Updated: Dec 7, 2020

Hellboy's success rests on Director Guillermo Del Toro & author Mike Mignola's creativity, offering exciting new takes on every aspect of the supernatural genre.

Credit: Dark Horse


Hellboy, the creation of writer and artist Mike Mignola, has, over time, become one of the most well- known and beloved characters in comics. The comics, like the films, chronicle Hellboy's fight against a wide range of paranormal entities threatening humanity, as he simultaneously struggles to accept his prophesied destiny as the destroyer of the very world he's fighting to save. The first issues focus heavily on Hellboy's battles and investigations with monsters and occult societies before gradually transitioning into more mythological stories and elements. From pulp adventures to sword and sorcery epics and voyages to hell and back, Hellboy comics continue breaking new ground in characterization and creativity, serving as fertile ground for rich world-building.


“Mike Mignola has succeeded in building a world (or cosmos) for Hellboy and his associates and nemeses, and at the same time he has succeeded in building Hellboy into a successful franchise.”

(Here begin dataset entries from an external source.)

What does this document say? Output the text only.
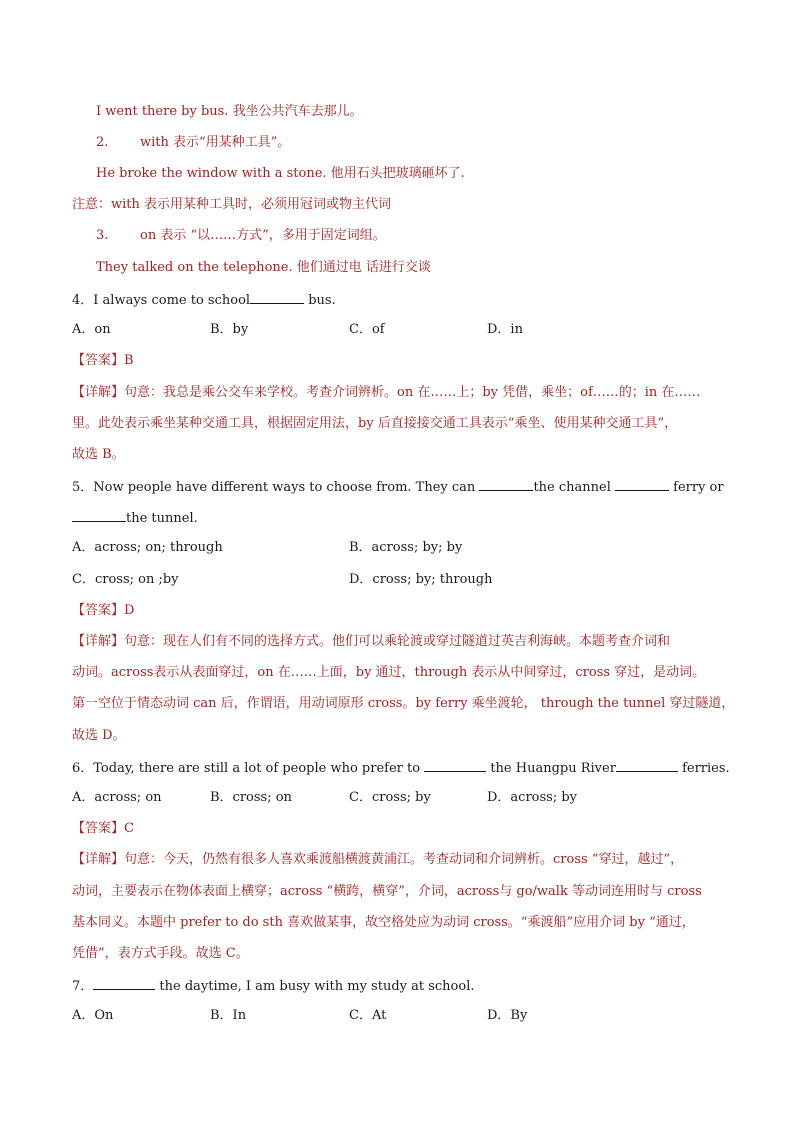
I went there by bus. 我坐公共汽车去那儿。
2. with 表示“用某种工具”。
He broke the window with a stone. 他用石头把玻璃砸坏了.
注意：with 表示用某种工具时，必须用冠词或物主代词
3. on 表示 “以……方式”，多用于固定词组。
They talked on the telephone. 他们通过电 话进行交谈
4．I always come to school	bus.
A．on	B．by	C．of	D．in
【答案】B
【详解】句意：我总是乘公交车来学校。考查介词辨析。on 在……上；by 凭借，乘坐；of……的；in 在……
里。此处表示乘坐某种交通工具，根据固定用法，by 后直接接交通工具表示“乘坐、使用某种交通工具”，
故选 B。
5．Now people have different ways to choose from. They can	the channel	ferry or
the tunnel.
A．across; on; through	B．across; by; by
C．cross; on ;by	D．cross; by; through
【答案】D
【详解】句意：现在人们有不同的选择方式。他们可以乘轮渡或穿过隧道过英吉利海峡。本题考查介词和
动词。across表示从表面穿过，on 在……上面，by 通过，through 表示从中间穿过，cross 穿过，是动词。
第一空位于情态动词 can 后，作谓语，用动词原形 cross。by ferry 乘坐渡轮， through the tunnel 穿过隧道，
故选 D。
6．Today, there are still a lot of people who prefer to	the Huangpu River	ferries.
A．across; on	B．cross; on	C．cross; by	D．across; by
【答案】C
【详解】句意：今天，仍然有很多人喜欢乘渡船横渡黄浦江。考查动词和介词辨析。cross “穿过，越过”，
动词，主要表示在物体表面上横穿；across “横跨，横穿”，介词，across与 go/walk 等动词连用时与 cross
基本同义。本题中 prefer to do sth 喜欢做某事，故空格处应为动词 cross。“乘渡船”应用介词 by “通过，
凭借”，表方式手段。故选 C。
7．	the daytime, I am busy with my study at school.
A．On	B．In	C．At	D．By
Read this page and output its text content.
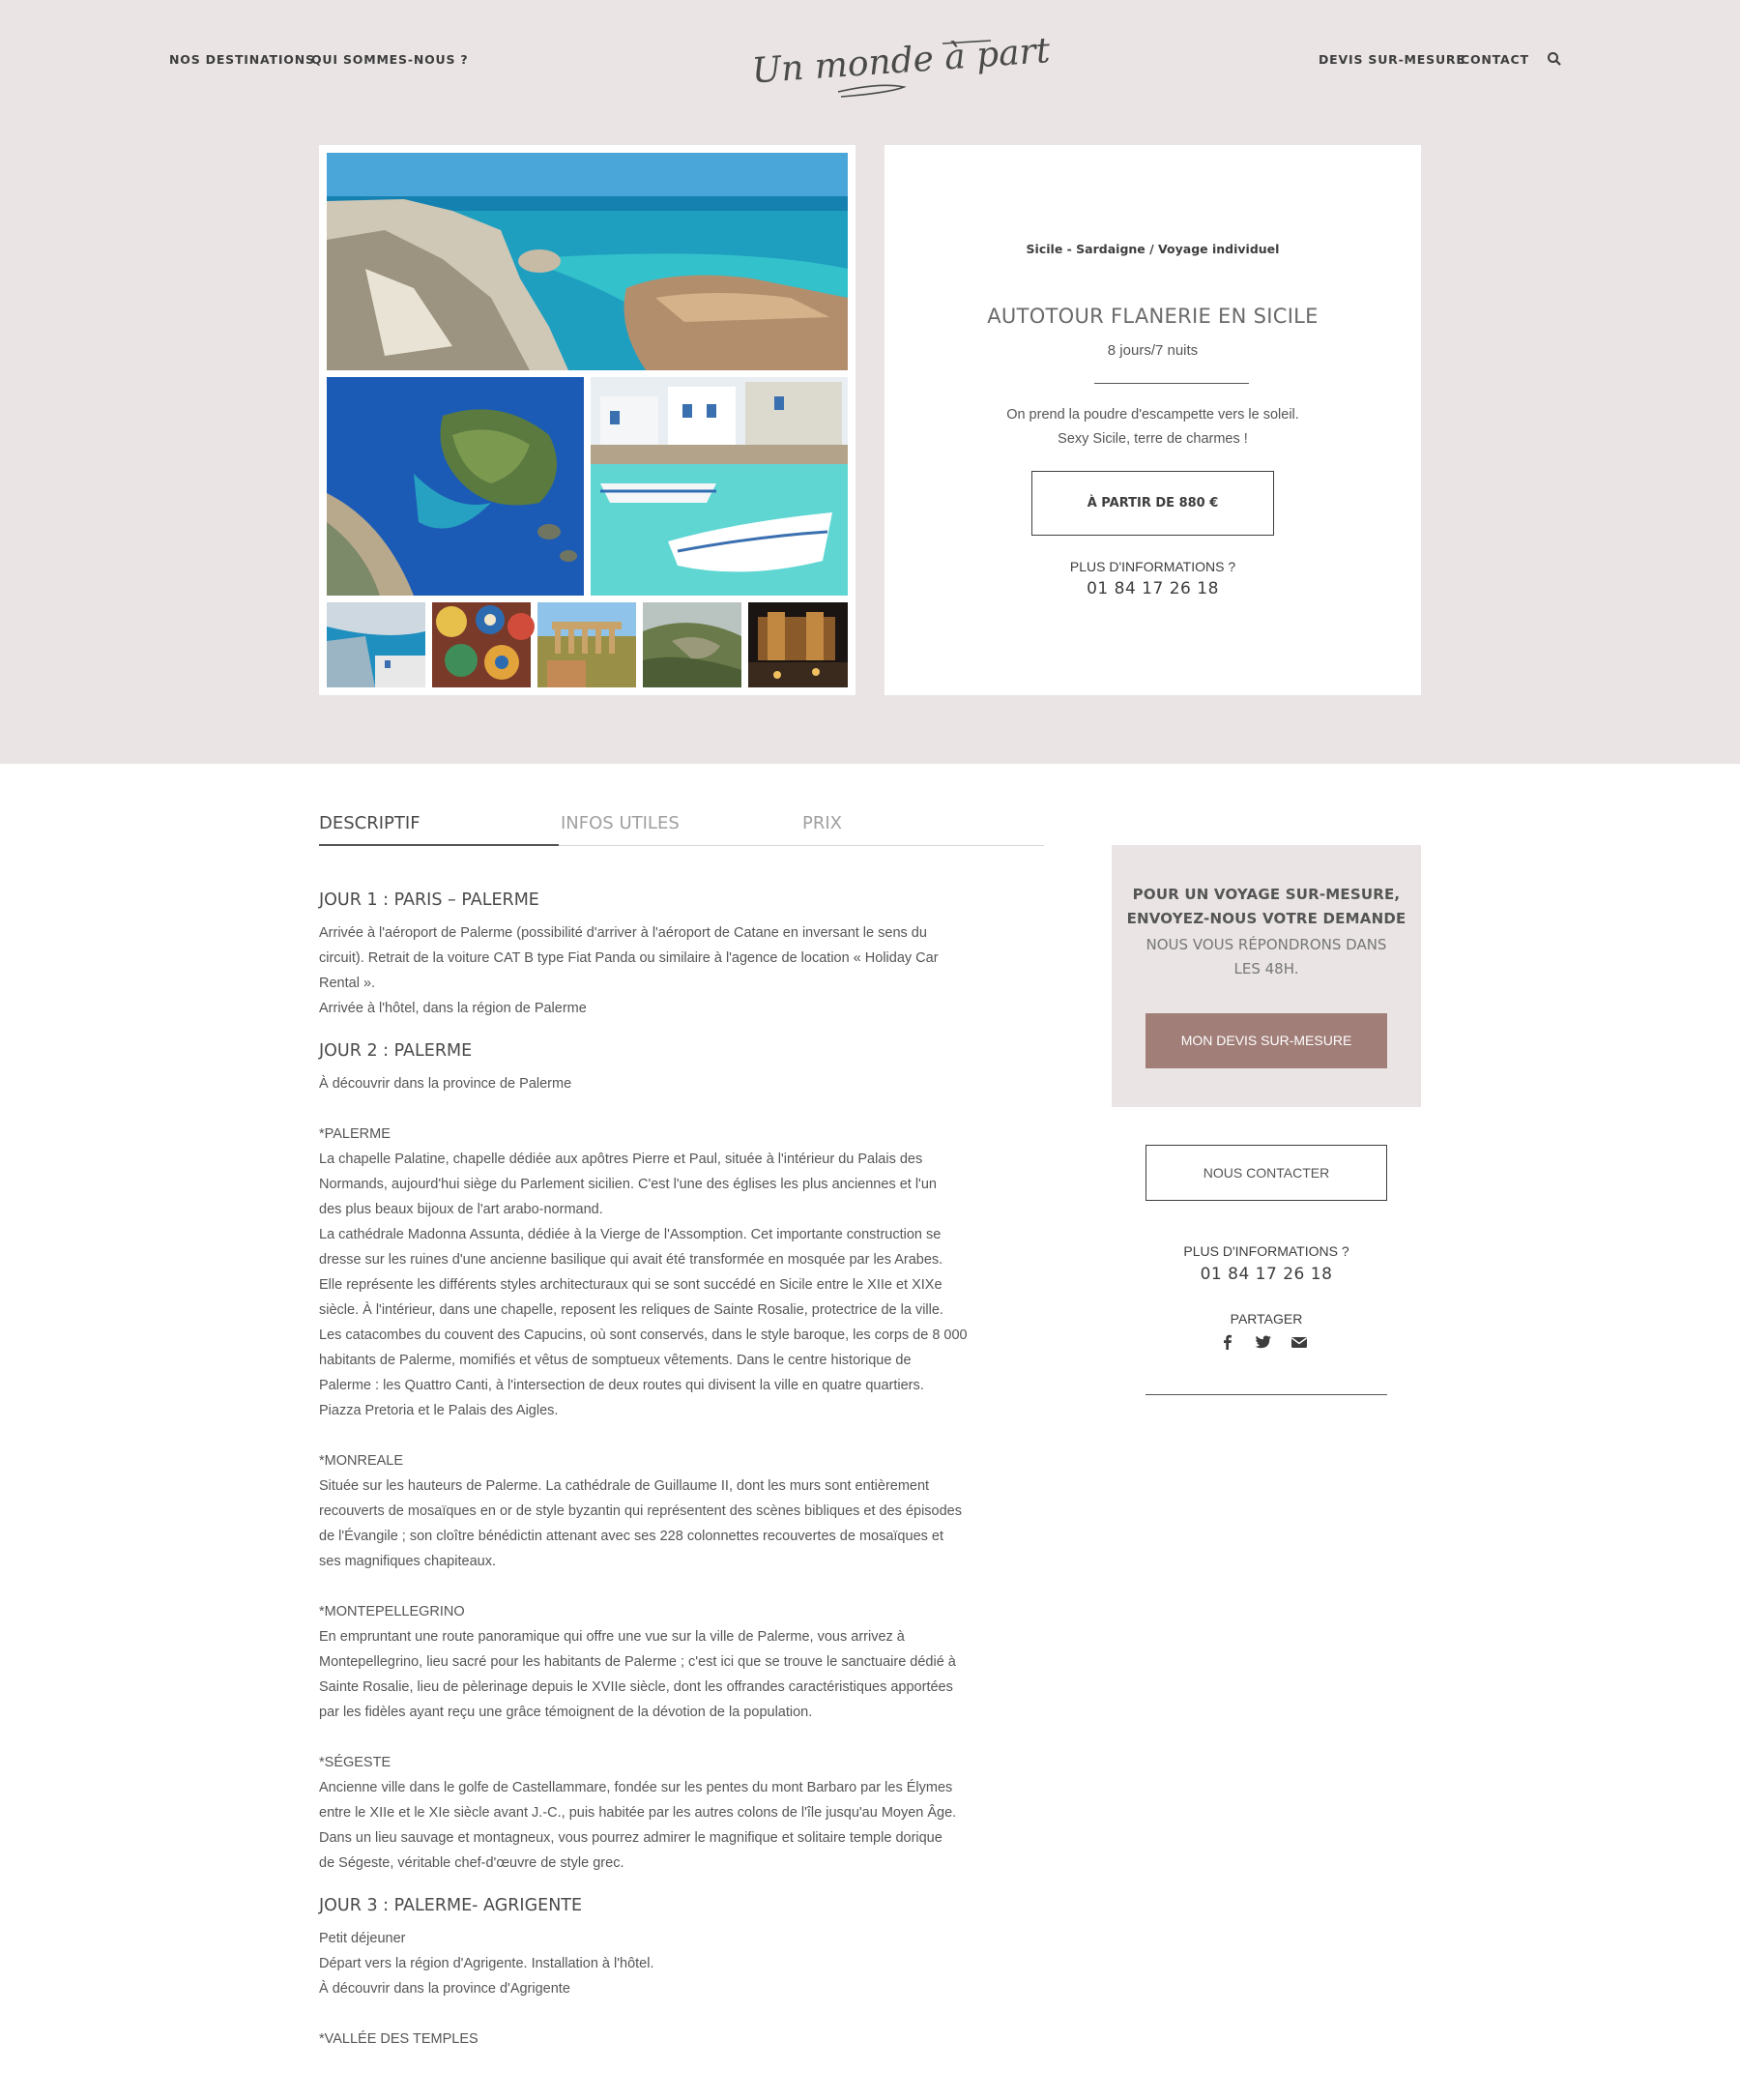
NOS DESTINATIONS
QUI SOMMES-NOUS ?	Un monde à part	DEVIS SUR-MESURE
CONTACT
Sicile - Sardaigne / Voyage individuel
AUTOTOUR FLANERIE EN SICILE
8 jours/7 nuits
On prend la poudre d'escampette vers le soleil.
Sexy Sicile, terre de charmes !
À PARTIR DE 880 €
PLUS D'INFORMATIONS ?
01 84 17 26 18
DESCRIPTIF	INFOS UTILES	PRIX
JOUR 1 : PARIS – PALERME
Arrivée à l'aéroport de Palerme (possibilité d'arriver à l'aéroport de Catane en inversant le sens du
circuit). Retrait de la voiture CAT B type Fiat Panda ou similaire à l'agence de location « Holiday Car
Rental ».
Arrivée à l'hôtel, dans la région de Palerme
JOUR 2 : PALERME
À découvrir dans la province de Palerme
*PALERME
La chapelle Palatine, chapelle dédiée aux apôtres Pierre et Paul, située à l'intérieur du Palais des
Normands, aujourd'hui siège du Parlement sicilien. C'est l'une des églises les plus anciennes et l'un
des plus beaux bijoux de l'art arabo-normand.
La cathédrale Madonna Assunta, dédiée à la Vierge de l'Assomption. Cet importante construction se
dresse sur les ruines d'une ancienne basilique qui avait été transformée en mosquée par les Arabes.
Elle représente les différents styles architecturaux qui se sont succédé en Sicile entre le XIIe et XIXe
siècle. À l'intérieur, dans une chapelle, reposent les reliques de Sainte Rosalie, protectrice de la ville.
Les catacombes du couvent des Capucins, où sont conservés, dans le style baroque, les corps de 8 000
habitants de Palerme, momifiés et vêtus de somptueux vêtements. Dans le centre historique de
Palerme : les Quattro Canti, à l'intersection de deux routes qui divisent la ville en quatre quartiers.
Piazza Pretoria et le Palais des Aigles.
*MONREALE
Située sur les hauteurs de Palerme. La cathédrale de Guillaume II, dont les murs sont entièrement
recouverts de mosaïques en or de style byzantin qui représentent des scènes bibliques et des épisodes
de l'Évangile ; son cloître bénédictin attenant avec ses 228 colonnettes recouvertes de mosaïques et
ses magnifiques chapiteaux.
*MONTEPELLEGRINO
En empruntant une route panoramique qui offre une vue sur la ville de Palerme, vous arrivez à
Montepellegrino, lieu sacré pour les habitants de Palerme ; c'est ici que se trouve le sanctuaire dédié à
Sainte Rosalie, lieu de pèlerinage depuis le XVIIe siècle, dont les offrandes caractéristiques apportées
par les fidèles ayant reçu une grâce témoignent de la dévotion de la population.
*SÉGESTE
Ancienne ville dans le golfe de Castellammare, fondée sur les pentes du mont Barbaro par les Élymes
entre le XIIe et le XIe siècle avant J.-C., puis habitée par les autres colons de l'île jusqu'au Moyen Âge.
Dans un lieu sauvage et montagneux, vous pourrez admirer le magnifique et solitaire temple dorique
de Ségeste, véritable chef-d'œuvre de style grec.
JOUR 3 : PALERME- AGRIGENTE
Petit déjeuner
Départ vers la région d'Agrigente. Installation à l'hôtel.
À découvrir dans la province d'Agrigente
*VALLÉE DES TEMPLES
POUR UN VOYAGE SUR-MESURE,
ENVOYEZ-NOUS VOTRE DEMANDE
NOUS VOUS RÉPONDRONS DANS
LES 48H.
MON DEVIS SUR-MESURE
NOUS CONTACTER
PLUS D'INFORMATIONS ?
01 84 17 26 18
PARTAGER
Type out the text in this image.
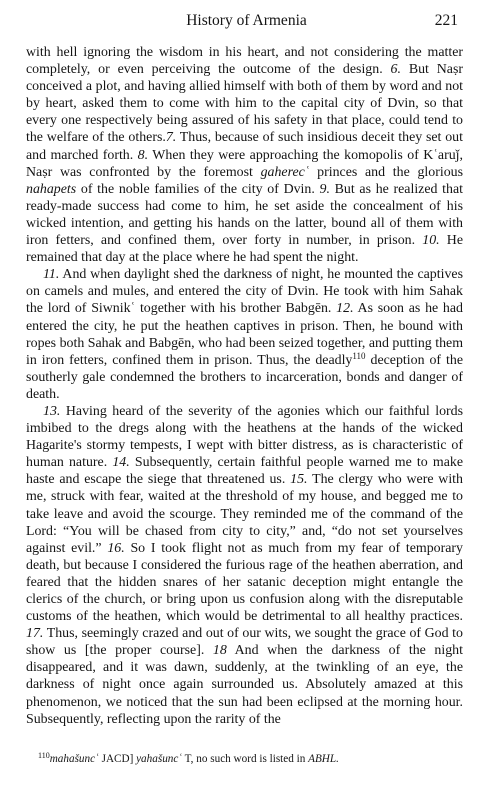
History of Armenia	221

with hell ignoring the wisdom in his heart, and not considering the matter completely, or even perceiving the outcome of the design. 6. But Naṣr conceived a plot, and having allied himself with both of them by word and not by heart, asked them to come with him to the capital city of Dvin, so that every one respectively being assured of his safety in that place, could tend to the welfare of the others.7. Thus, because of such insidious deceit they set out and marched forth. 8. When they were approaching the komopolis of Kʿaruǰ, Naṣr was confronted by the foremost gaherecʿ princes and the glorious nahapets of the noble families of the city of Dvin. 9. But as he realized that ready-made success had come to him, he set aside the concealment of his wicked intention, and getting his hands on the latter, bound all of them with iron fetters, and confined them, over forty in number, in prison. 10. He remained that day at the place where he had spent the night.

11. And when daylight shed the darkness of night, he mounted the captives on camels and mules, and entered the city of Dvin. He took with him Sahak the lord of Siwnikʿ together with his brother Babgēn. 12. As soon as he had entered the city, he put the heathen captives in prison. Then, he bound with ropes both Sahak and Babgēn, who had been seized together, and putting them in iron fetters, confined them in prison. Thus, the deadly$^{110}$ deception of the southerly gale condemned the brothers to incarceration, bonds and danger of death.

13. Having heard of the severity of the agonies which our faithful lords imbibed to the dregs along with the heathens at the hands of the wicked Hagarite's stormy tempests, I wept with bitter distress, as is characteristic of human nature. 14. Subsequently, certain faithful people warned me to make haste and escape the siege that threatened us. 15. The clergy who were with me, struck with fear, waited at the threshold of my house, and begged me to take leave and avoid the scourge. They reminded me of the command of the Lord: “You will be chased from city to city,” and, “do not set yourselves against evil.” 16. So I took flight not as much from my fear of temporary death, but because I considered the furious rage of the heathen aberration, and feared that the hidden snares of her satanic deception might entangle the clerics of the church, or bring upon us confusion along with the disreputable customs of the heathen, which would be detrimental to all healthy practices. 17. Thus, seemingly crazed and out of our wits, we sought the grace of God to show us [the proper course]. 18 And when the darkness of the night disappeared, and it was dawn, suddenly, at the twinkling of an eye, the darkness of night once again surrounded us. Absolutely amazed at this phenomenon, we noticed that the sun had been eclipsed at the morning hour. Subsequently, reflecting upon the rarity of the

$^{110}$mahašuncʿ JACD] yahašuncʿ T, no such word is listed in ABHL.
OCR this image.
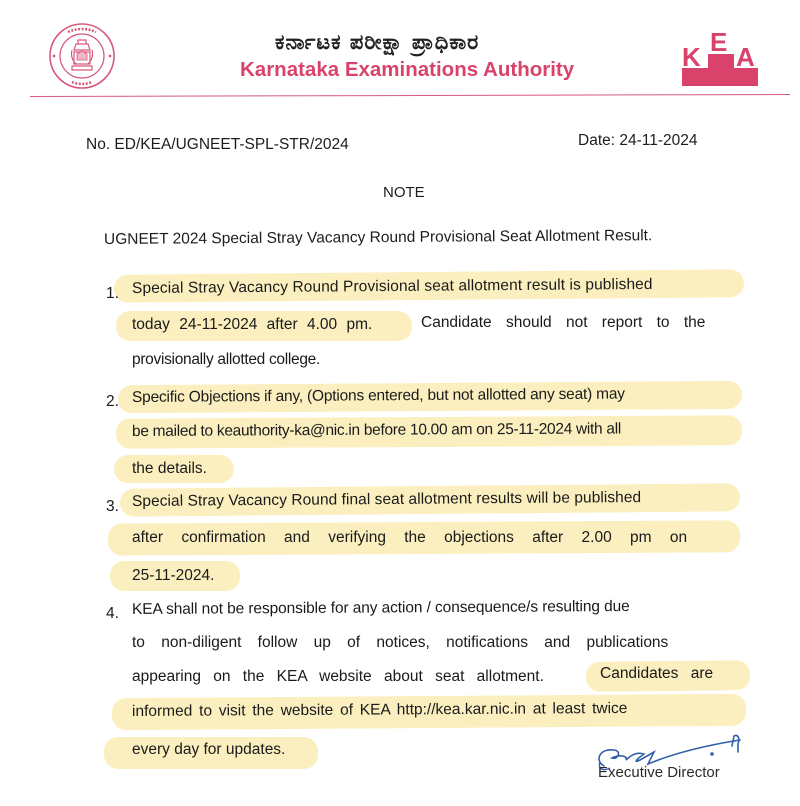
ಕರ್ನಾಟಕ ಪರೀಕ್ಷಾ ಪ್ರಾಧಿಕಾರ
Karnataka Examinations Authority	K E A
No. ED/KEA/UGNEET-SPL-STR/2024	Date: 24-11-2024
NOTE
UGNEET 2024 Special Stray Vacancy Round Provisional Seat Allotment Result.
1. Special Stray Vacancy Round Provisional seat allotment result is published
today 24-11-2024 after 4.00 pm.	Candidate should not report to the
provisionally allotted college.
2. Specific Objections if any, (Options entered, but not allotted any seat) may
be mailed to keauthority-ka@nic.in before 10.00 am on 25-11-2024 with all
the details.
3. Special Stray Vacancy Round final seat allotment results will be published
after confirmation and verifying the objections after 2.00 pm on
25-11-2024.
4. KEA shall not be responsible for any action / consequence/s resulting due
to non-diligent follow up of notices, notifications and publications
appearing on the KEA website about seat allotment.	Candidates are
informed to visit the website of KEA http://kea.kar.nic.in at least twice
every day for updates.
Executive Director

-Scott Bukatman, Hellboy's World: Comics and Monsters on the Margins


Along Came Guillermo

Director Guillermo Del Toro, a massive fan of the comics, then brought the character to life with 2004's Hellboy and 2008's Hellboy II: The Golden Army. Interestingly, the films borrow material and adapt certain scenes from the comics, although both are mainly original in their stories and take on the world and characters. The foundation and themes remain consistent, but there are notable personality differences btween comic book Hellboy and movie Hellboy.


Similar But Different

In the comics, Hellboy is a loner. His relationships with the supporting cast are distant and often under-developed. While there are other people he interacts with, he seeminlgly doesn't have any cose relationships with other charcters in the comics. In fact, his supporting cast received their very own comic, B.P.R.D., while Hellboy leaves them to go off on his own. The films, however, shed new light on who Hellboy is as a person. This is mainly done through Hellboy's romance with Liz Sherman, a human pyrokinetic. In the movies, Hellboy is deeply in love with Liz, to the point where she becomes his link to humanity. The same is true for Hellboy's adopted father, Trevor Bruttenholm. While both the comic and film versions of Bruttenholm adopted and raised the young Hellboy, their father/son dynamic is only explored in the films, making Bruttenholm much more of a presence as audiences grow to understand what the pair mean to each other.

Credit: Dark Horse


A Man, not a Monster

Recent comics have rectified Hellboy's distance towards his friends through new love interests and previously unseen flashbacks emphasizing these relationships, but this was not until Del Toro's films already set the standard. Through the supporting cast, movie Hellboy comes into his own as a character as he struggles to prove to both his friends and himself that he's not a monster.


Expanding on Lore

For Hellboy II: The Golden Army, Del Toro wanted to integrate brand new mythologies into Hellboy's lore. This time around, he decided to explore the creatures and settings of the sword & sorcery fantasy genre through the lens of Hellboy's universe, something the comics had never done before. Del Toro warped the traditionally benign entities like elves and fairies into terrifying embodiments of gluttony and malice by remaining firmly rooted in the occult and gothic aesthetic the previous film and books established. My favorite example is the literal tooth fairies, ravenous winged cannibals that feast on their victims till they leave nothing left, only to begin the cycle once again. Their name's origin is humorously described by Abe Sapien as them feeding primarily on calcium, preferably the teeth. The result of such imagination is a breath of fresh air for both the movies and the overall multimedia of Hellboy, presenting these elements in new and disturbing lights but allowing Del Toro to leave his mark on the fantasy genre overall.